A criticism OLPC engendered, he said, was that “Negroponte just wants to give a child a laptop and walk away. I never said that.” But the criticism prompted him to ask, what would happen if we did drop off computers in places with no schools, the nearest school is 50 miles away, and where everyone in the village is illiterate, having never seen written words except maybe on a cigarette pack.

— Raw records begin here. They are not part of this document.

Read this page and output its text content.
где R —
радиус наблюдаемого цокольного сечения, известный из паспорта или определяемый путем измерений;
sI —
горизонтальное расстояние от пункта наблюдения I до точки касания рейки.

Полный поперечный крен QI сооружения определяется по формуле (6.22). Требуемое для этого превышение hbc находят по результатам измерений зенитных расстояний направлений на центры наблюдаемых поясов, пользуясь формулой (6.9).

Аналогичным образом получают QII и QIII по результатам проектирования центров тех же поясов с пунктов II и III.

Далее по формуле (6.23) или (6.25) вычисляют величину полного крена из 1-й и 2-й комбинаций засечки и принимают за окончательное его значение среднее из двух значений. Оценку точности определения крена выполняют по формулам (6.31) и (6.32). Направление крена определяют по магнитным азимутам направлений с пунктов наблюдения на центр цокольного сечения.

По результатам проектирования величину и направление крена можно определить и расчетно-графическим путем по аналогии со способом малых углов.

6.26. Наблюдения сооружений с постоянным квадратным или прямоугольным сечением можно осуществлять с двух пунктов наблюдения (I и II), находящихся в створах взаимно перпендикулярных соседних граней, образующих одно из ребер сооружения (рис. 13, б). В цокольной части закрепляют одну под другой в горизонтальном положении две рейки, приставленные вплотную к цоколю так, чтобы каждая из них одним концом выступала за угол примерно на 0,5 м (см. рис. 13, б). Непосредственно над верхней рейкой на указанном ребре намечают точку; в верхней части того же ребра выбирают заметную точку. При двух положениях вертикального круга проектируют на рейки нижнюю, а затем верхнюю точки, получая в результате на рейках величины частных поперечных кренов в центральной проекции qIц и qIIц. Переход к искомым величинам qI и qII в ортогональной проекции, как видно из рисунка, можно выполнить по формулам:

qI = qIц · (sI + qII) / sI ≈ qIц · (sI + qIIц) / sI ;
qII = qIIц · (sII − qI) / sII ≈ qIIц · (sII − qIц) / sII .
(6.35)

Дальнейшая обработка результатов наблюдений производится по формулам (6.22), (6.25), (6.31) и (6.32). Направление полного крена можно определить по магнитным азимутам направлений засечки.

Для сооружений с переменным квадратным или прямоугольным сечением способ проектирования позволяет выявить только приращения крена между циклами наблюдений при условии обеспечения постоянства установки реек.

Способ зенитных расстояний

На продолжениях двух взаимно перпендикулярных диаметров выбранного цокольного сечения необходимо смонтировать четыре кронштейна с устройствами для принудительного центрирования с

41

So as an experiment, Motorola Xoom tablets loaded with educational apps (in English) were dropped off at two remote Ethiopian villages—the only instruction was that the solar-panel energy sources needed to be placed outside. Within minutes, the children had turned the tablets on and in less than a week were using 50 apps per child per day. As David Talbot described it in MIT Technology Review, “After several months, the kids in both villages were still heavily engaged in using and recharging the machines, and had been observed reciting the ‘alphabet song,’ and even spelling words.”
In the Q&A session following Negroponte’s keynote, a BIOMEDevice attendee from India asked, if we can get laptops into poor rural areas, why can’t we get medical instruments into the hands of doctors in such areas?
Negroponte put up a slide he said he hadn’t intended to get to in his address but that was relevant to the question. The slide was titled “Capitalism is not Democracy.” If you think business can always do a better job than civil society, he said, you should try riding a train in Switzerland. Medical care, he said, should be the obligation of civil society, diverting funds from the military if necessary.